Unità Aristotele

Lezione L’ontologia, la teoria della sostanza e la teologia

Dio e la teologia

Una volta chiarita la struttura delle sostanze sensibili come individui empirici, Aristotele affronta il problema dell’esistenza, accanto alle sostanze sensibili, di sostanze immateriali o sovrasensibili. Infatti la forma, come espressione della sostanza nel più alto senso metafisico, non può mancare di esistenza. Questo non vale ovviamente per le forme empiriche e individuali (non dimentichiamo infatti che l’esistenza non è un predicato della realtà), ma solo per la forma come principio causale e fondamento dell’universo, cioè dal punto di vista cosmologico. Le conclusioni di Aristotele relative all’esistenza di una forma pura rappresentano una diretta conseguenza dei caratteri che egli ha attribuito all’essere: se questo deve presentarsi come una totalità organica sorretta da relazioni causali, allora, per non cadere nel regresso all’infinito, bisogna ammettere una causa prima. Questa causa non può essere né la materia, la quale è pura potenzialità, né il sinolo che è particolare e, contenendo la materia, ha in sé qualcosa che è ma può anche non essere. Essa deve dunque essere una forma pura, che corrisponde al puro atto scevro di ogni potenzialità.

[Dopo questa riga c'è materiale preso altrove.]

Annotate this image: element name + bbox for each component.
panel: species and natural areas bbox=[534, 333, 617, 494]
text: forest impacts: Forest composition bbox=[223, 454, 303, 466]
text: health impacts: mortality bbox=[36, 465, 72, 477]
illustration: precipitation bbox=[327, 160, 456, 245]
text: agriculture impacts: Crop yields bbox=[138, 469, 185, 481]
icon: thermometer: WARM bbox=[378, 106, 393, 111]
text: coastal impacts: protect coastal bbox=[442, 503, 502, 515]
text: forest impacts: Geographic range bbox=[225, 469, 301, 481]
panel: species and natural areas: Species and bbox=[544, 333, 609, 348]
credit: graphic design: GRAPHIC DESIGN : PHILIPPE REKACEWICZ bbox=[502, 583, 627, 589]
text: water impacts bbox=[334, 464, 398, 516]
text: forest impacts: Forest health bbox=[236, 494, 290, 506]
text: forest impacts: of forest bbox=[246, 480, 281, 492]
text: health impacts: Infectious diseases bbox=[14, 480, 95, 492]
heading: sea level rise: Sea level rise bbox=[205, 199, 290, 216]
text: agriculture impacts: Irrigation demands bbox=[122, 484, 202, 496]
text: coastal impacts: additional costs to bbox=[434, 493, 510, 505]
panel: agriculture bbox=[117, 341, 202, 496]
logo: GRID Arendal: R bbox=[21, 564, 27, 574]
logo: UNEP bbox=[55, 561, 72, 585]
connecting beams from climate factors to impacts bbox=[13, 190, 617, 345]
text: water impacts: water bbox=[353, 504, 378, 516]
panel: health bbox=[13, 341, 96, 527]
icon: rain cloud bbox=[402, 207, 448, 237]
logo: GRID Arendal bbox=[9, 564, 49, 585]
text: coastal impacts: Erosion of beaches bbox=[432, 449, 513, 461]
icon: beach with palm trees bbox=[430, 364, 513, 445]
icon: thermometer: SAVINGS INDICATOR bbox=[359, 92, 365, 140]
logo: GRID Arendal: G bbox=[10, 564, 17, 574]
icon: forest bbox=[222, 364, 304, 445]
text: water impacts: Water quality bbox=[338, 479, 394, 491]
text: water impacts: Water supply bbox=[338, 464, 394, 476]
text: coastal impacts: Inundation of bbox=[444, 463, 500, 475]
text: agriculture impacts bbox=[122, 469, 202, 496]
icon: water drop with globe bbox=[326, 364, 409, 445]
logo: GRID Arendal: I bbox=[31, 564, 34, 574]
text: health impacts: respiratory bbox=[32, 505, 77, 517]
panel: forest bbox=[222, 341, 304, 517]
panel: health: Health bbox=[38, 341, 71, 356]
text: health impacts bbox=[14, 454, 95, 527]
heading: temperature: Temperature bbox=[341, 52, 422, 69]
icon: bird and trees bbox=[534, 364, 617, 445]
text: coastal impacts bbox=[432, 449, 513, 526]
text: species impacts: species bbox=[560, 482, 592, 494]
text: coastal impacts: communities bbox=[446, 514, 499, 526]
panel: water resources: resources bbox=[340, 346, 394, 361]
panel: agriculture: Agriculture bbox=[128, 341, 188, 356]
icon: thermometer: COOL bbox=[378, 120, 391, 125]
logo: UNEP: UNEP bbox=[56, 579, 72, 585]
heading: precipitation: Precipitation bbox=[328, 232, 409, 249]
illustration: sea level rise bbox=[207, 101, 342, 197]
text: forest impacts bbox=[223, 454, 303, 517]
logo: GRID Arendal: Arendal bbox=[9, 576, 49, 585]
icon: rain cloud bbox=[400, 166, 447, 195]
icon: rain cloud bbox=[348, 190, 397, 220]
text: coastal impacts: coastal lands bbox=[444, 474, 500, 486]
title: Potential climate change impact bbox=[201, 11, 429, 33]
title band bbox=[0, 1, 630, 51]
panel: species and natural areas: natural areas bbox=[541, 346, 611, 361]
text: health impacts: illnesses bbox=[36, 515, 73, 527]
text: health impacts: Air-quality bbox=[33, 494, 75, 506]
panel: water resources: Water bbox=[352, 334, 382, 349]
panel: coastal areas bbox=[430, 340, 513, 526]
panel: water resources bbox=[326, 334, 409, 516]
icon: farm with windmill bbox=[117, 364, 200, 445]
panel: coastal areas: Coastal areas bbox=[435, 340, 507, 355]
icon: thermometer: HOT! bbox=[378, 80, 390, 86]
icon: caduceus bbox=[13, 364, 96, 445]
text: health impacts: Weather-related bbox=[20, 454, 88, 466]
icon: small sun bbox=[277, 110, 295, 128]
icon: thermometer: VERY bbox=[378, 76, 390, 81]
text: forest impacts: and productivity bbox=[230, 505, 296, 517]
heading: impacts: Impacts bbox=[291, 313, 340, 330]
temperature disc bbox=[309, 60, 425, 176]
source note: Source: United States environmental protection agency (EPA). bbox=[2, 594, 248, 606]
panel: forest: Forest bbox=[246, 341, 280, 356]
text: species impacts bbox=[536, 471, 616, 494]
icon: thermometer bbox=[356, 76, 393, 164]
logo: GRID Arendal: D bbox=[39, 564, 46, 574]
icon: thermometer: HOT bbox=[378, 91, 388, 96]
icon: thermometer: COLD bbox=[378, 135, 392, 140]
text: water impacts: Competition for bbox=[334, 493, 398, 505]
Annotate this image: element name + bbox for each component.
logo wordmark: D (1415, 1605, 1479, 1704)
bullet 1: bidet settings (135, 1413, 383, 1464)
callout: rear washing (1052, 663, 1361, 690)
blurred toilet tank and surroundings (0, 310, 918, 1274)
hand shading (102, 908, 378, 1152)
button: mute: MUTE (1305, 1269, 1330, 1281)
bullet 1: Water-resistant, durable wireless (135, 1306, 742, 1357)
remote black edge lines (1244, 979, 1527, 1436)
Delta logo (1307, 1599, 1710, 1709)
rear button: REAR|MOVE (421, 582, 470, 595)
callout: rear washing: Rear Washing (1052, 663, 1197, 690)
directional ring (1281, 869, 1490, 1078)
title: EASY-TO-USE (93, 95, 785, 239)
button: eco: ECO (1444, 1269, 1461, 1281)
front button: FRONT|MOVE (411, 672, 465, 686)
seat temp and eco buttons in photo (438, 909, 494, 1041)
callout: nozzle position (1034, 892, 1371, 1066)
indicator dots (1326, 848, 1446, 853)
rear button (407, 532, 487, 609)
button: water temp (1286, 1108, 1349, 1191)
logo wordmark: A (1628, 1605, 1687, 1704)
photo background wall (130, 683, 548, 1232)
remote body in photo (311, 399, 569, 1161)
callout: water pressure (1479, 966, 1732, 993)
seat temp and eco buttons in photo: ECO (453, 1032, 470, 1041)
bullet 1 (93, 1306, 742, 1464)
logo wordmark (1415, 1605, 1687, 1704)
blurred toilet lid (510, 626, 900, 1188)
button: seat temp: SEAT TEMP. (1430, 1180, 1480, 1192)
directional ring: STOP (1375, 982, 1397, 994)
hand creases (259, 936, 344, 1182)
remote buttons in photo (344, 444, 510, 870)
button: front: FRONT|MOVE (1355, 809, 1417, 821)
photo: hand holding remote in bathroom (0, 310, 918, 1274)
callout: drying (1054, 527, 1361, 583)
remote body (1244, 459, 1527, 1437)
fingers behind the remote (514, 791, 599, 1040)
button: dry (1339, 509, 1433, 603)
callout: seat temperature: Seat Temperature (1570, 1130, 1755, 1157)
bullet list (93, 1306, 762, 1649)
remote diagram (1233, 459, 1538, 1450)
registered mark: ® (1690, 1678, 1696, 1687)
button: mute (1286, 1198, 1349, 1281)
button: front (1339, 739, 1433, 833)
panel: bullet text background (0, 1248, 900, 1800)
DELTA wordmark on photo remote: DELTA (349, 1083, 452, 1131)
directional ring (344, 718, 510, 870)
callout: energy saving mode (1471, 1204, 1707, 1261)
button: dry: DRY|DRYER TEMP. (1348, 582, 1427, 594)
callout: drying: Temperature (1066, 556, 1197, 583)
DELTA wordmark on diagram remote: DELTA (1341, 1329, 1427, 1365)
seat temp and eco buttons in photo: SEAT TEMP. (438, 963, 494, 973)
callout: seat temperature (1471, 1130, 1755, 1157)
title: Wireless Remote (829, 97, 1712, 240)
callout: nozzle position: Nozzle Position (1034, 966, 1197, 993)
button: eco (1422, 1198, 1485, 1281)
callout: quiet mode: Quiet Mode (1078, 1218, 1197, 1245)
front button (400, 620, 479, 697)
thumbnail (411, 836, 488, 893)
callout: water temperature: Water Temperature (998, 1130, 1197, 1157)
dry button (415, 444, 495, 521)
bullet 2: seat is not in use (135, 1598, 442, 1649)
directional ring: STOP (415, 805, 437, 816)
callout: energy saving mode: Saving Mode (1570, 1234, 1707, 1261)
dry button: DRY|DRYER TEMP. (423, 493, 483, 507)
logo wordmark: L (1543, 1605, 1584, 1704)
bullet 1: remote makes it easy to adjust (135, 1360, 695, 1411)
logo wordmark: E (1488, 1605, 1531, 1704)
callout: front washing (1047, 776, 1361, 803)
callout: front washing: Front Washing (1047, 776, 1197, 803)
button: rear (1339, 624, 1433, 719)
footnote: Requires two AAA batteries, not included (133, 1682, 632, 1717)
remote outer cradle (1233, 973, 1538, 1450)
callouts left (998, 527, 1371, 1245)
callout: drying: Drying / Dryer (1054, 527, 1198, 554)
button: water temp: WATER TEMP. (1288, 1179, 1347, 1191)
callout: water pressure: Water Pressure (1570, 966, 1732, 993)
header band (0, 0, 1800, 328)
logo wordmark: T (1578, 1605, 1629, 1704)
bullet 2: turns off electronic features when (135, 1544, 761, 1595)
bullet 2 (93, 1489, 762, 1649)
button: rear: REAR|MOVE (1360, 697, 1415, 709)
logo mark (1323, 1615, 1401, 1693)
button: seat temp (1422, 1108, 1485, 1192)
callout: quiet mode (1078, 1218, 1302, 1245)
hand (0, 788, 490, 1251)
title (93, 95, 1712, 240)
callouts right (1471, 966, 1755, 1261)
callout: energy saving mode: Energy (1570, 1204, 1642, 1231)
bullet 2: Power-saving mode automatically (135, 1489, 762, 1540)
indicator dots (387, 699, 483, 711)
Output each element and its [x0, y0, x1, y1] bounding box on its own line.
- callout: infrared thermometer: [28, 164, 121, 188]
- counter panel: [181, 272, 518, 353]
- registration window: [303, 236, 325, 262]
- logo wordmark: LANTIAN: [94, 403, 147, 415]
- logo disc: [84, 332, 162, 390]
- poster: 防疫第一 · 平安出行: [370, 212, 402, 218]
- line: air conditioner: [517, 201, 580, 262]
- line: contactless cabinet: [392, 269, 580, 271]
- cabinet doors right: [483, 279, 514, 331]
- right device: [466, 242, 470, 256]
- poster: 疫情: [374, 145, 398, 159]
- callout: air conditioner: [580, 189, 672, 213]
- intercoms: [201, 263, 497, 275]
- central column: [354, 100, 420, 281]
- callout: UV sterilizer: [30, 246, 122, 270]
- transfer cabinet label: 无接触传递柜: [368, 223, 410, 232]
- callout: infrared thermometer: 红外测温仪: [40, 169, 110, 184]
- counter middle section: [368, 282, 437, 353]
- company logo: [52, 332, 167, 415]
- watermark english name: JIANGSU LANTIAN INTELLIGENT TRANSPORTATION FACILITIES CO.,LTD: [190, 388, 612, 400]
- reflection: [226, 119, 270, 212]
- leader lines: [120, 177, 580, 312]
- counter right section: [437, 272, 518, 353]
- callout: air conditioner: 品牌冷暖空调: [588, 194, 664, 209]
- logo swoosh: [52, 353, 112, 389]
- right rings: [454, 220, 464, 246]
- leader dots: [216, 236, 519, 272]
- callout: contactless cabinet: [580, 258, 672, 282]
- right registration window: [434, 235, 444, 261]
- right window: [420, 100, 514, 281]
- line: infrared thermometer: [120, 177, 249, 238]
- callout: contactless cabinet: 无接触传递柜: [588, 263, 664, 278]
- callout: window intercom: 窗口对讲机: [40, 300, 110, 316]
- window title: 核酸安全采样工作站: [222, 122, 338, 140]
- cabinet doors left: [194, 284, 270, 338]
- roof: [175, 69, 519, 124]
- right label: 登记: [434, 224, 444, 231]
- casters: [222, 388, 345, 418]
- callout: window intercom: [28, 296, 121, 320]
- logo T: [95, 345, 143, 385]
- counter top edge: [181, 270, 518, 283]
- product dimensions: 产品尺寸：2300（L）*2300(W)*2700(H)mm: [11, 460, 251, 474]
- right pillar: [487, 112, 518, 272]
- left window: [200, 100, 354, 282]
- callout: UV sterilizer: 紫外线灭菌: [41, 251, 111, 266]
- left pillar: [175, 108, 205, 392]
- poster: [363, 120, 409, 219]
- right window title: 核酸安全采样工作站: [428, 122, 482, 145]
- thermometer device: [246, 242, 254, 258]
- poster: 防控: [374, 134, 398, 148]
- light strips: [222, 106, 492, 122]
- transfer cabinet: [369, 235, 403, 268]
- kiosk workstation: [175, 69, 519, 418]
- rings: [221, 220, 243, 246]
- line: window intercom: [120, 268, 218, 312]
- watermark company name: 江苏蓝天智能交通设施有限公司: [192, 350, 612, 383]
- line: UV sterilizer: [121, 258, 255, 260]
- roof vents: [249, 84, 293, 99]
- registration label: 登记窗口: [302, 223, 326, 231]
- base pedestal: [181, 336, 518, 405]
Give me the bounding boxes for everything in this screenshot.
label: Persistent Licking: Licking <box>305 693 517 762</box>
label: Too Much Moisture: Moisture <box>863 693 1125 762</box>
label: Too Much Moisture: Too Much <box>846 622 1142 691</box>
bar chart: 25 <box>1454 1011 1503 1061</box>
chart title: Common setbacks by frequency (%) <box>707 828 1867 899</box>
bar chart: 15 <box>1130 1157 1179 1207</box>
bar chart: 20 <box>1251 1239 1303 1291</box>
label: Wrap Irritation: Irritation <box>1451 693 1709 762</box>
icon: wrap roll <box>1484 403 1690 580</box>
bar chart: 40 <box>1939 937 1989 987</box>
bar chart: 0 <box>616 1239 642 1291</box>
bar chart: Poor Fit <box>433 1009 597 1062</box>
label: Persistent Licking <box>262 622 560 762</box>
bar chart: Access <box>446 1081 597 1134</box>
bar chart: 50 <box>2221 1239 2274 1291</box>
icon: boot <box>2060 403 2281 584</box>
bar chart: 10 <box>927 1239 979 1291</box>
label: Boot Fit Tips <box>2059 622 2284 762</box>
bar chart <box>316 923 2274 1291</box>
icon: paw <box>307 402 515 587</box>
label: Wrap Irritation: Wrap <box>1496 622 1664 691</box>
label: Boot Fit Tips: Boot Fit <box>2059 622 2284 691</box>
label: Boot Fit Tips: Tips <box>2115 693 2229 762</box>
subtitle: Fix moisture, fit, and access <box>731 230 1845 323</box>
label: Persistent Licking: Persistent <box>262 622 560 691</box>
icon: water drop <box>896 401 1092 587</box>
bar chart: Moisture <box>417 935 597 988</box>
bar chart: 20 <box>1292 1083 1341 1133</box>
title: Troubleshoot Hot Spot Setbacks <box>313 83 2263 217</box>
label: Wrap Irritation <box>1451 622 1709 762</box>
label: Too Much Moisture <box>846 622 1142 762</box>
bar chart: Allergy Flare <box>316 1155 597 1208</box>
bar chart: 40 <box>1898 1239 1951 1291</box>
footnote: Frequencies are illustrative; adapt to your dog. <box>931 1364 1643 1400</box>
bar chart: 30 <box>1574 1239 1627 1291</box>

Solo l’atto puro è pienezza d’essere perché non ha nulla al di fuori di sé, ma costituisce anzi ciò a cui ogni essere particolare tende. Come atto realizzato, cioè come entelechia, il principio dell’universo è Dio, immobile ed eterno come il mondo stesso. Aristotele chiama il principio divino “motore immobile” che muove il mondo come l’oggetto d’amore attrae l’amante, mentre tutte le altre cose muovono muovendosi esse stesse. L’ultimo significato della metafisica o filosofia prima è dunque la scienza del divino o teologia, e poiché il movimento che Dio imprime al mondo è dovuto non a una sua causalità efficiente, ma alla causalità finale del principio come atto puro, la teologia aristotelica si configura come teleologia o scienza dei fini ultimi dell’universo.

Riguardo alla teologia/teleologia aristotelica si deve osservare quanto segue.

  1. Dio non è per Aristotele separato dal mondo; non c’è una spaccatura o un distacco tra lui e il mondo, ma vi è anzi una relazione gerarchica di continuità. Il Dio aristotelico, dunque, non è propriamente creatore ex nihilo, ma solo “generatore” del tempo e del movimento, che sono eterni e continui come lo stesso principio.
  2. Il rapporto tra Dio e il mondo riflette la duplicità che si presenta nella stessa nozione di essere e che percorre tutta la filosofia aristotelica. Come l’essere è al tempo stesso univoco ed equivoco secondo i punti di vista – logico oppure metafisico-ontologico – da cui lo si coglie, così il divino è contemporaneamente immanente come significato o fine delle cose e trascendente come principio unico del tutto.
  3. Oltre a rappresentare il primo motore immobile, Dio è pensiero puro in atto, cioè “pensiero di pensiero” rivolto solo a sé stesso. Questo significa che, così come non ama il mondo ma è amato, allo stesso modo egli non rivolge il suo pensiero alle cose mondane se non indirettamente, vale a dire attraverso quella “continuità meccanica” che lo lega al mondo 9. Un simile rapporto di corrispondenza/trascendenza tra Dio e il mondo fa della teologia aristotelica una sorta di panteismo moderato in cui, accanto all’impersonalità del divino che si diffonde nella natura, riaffiora costantemente la sua personificazione quasi teistica come intelligenza e atto, ovvero, accanto al monismo, riemerge continuamente il dualismo e viceversa. Ciò è dovuto al fatto che, diversamente da Platone, nella metafisica aristotelica manca un principio autenticamente sintetico come quello analogico-proporzionale, in grado di render ragione – pur nella differenza ontologica tra il divino e le cose mondane – della fondamentale unità dell’essere.